Wall Street insensível à subida da taxa de juro vê Dow bater máximo de 36 anos
A bolsa nova-iorquina encerrou hoje em ordem dispersa, pouco sensível à subida da taxa de juro de referência da Reserva Fderal (Fed), que já tinha sido muito antecipada pelos investidores.
Depois de uma nova subida da taxa de juro de referência pela Fed, em 25 pontos-base, o índice seletivo Dow Jones Industrial Average avançou 0,23%, na que foi a sua 13.ª sessão consecutiva a fechar em alta, o que acontece pela primeira vez desde há 36 anos.
Os resultados definitivos da sessão indicam também que o índice tecnológico Nasdaq cedeu 0,12% e o alargado S&P500 ficou praticamente estável, ao recuar 0,02%.
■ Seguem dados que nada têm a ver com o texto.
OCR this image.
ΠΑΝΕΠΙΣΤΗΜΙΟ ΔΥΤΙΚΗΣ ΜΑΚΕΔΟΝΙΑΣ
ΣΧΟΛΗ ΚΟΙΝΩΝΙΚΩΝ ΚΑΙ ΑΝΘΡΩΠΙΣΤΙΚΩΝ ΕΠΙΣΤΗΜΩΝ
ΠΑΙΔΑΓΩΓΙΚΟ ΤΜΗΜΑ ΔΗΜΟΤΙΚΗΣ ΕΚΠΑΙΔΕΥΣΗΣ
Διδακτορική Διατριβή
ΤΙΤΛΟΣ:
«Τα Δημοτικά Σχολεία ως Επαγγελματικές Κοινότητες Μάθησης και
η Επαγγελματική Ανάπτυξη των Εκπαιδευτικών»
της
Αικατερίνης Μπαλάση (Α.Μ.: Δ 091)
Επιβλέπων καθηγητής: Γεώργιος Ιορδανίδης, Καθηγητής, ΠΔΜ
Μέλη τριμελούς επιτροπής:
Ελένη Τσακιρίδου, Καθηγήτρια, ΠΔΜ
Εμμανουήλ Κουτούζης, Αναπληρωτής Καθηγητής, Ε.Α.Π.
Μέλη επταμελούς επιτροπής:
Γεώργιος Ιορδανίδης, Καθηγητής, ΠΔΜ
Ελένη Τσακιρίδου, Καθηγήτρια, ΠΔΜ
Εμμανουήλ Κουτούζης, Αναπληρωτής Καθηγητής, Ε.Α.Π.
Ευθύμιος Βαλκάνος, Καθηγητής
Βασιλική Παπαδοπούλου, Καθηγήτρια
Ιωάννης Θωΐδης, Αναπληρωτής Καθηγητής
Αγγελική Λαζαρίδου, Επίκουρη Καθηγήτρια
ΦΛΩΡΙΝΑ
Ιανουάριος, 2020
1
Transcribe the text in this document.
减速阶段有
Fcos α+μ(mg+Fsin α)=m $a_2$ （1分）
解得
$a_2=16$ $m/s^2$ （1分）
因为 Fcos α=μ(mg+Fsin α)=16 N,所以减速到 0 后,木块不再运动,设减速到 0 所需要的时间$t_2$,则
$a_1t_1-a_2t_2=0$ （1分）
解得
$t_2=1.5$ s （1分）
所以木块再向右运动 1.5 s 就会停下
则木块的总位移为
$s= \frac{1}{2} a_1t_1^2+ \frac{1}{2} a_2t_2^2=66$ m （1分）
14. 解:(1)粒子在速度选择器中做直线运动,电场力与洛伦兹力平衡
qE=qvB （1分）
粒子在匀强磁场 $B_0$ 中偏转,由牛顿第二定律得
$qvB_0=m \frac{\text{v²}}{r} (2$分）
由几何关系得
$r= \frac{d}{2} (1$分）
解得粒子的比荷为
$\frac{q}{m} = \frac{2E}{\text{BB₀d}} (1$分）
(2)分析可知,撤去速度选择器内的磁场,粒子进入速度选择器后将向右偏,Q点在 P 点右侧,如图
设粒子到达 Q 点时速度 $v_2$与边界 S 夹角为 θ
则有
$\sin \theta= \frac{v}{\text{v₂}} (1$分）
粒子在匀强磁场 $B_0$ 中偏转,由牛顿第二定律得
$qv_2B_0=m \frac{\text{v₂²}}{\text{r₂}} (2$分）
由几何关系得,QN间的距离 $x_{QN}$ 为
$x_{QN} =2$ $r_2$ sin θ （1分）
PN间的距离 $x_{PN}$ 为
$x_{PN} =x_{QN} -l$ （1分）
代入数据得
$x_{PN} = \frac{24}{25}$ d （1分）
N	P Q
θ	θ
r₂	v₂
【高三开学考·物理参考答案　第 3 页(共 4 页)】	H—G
"Como era esperado, a Fed aumentou a sua taxa de juro de referência em 25 pontos-base (...), mas enquanto os seus responsáveis admitem talvez uma última subida mais tarde este ano, os mercados a prazo concordam connosco que já se atingiu o pico do ciclo" das subidas da taxa, estimou Paul Ashworth, da Capital Economics.
A taxa de referência situa-se agora no intervalo entre 5,25% e 5,50%, que é o máximo dos últimos 22 anos.
Em todo o caso, para Joe Manimbo, da Convera Financial Services, a Fed mantém "as opções abertas" quanto a decidir se volta a subir a taxa para responder à inflação.
O presidente da Fed, Jerome Powell, reiterou que o banco central continua dependente da informação económica futura e detalhou que ainda não tinha decidido se iria subir a taxa na reunião de setembro do seu comité de política monetária (FOMC, na sigla em Inglês).
Por sua lado, os investidores dão uma probabilidade de 75% à manutenção das taxas em setembro, segundo os cálculos do CME Group.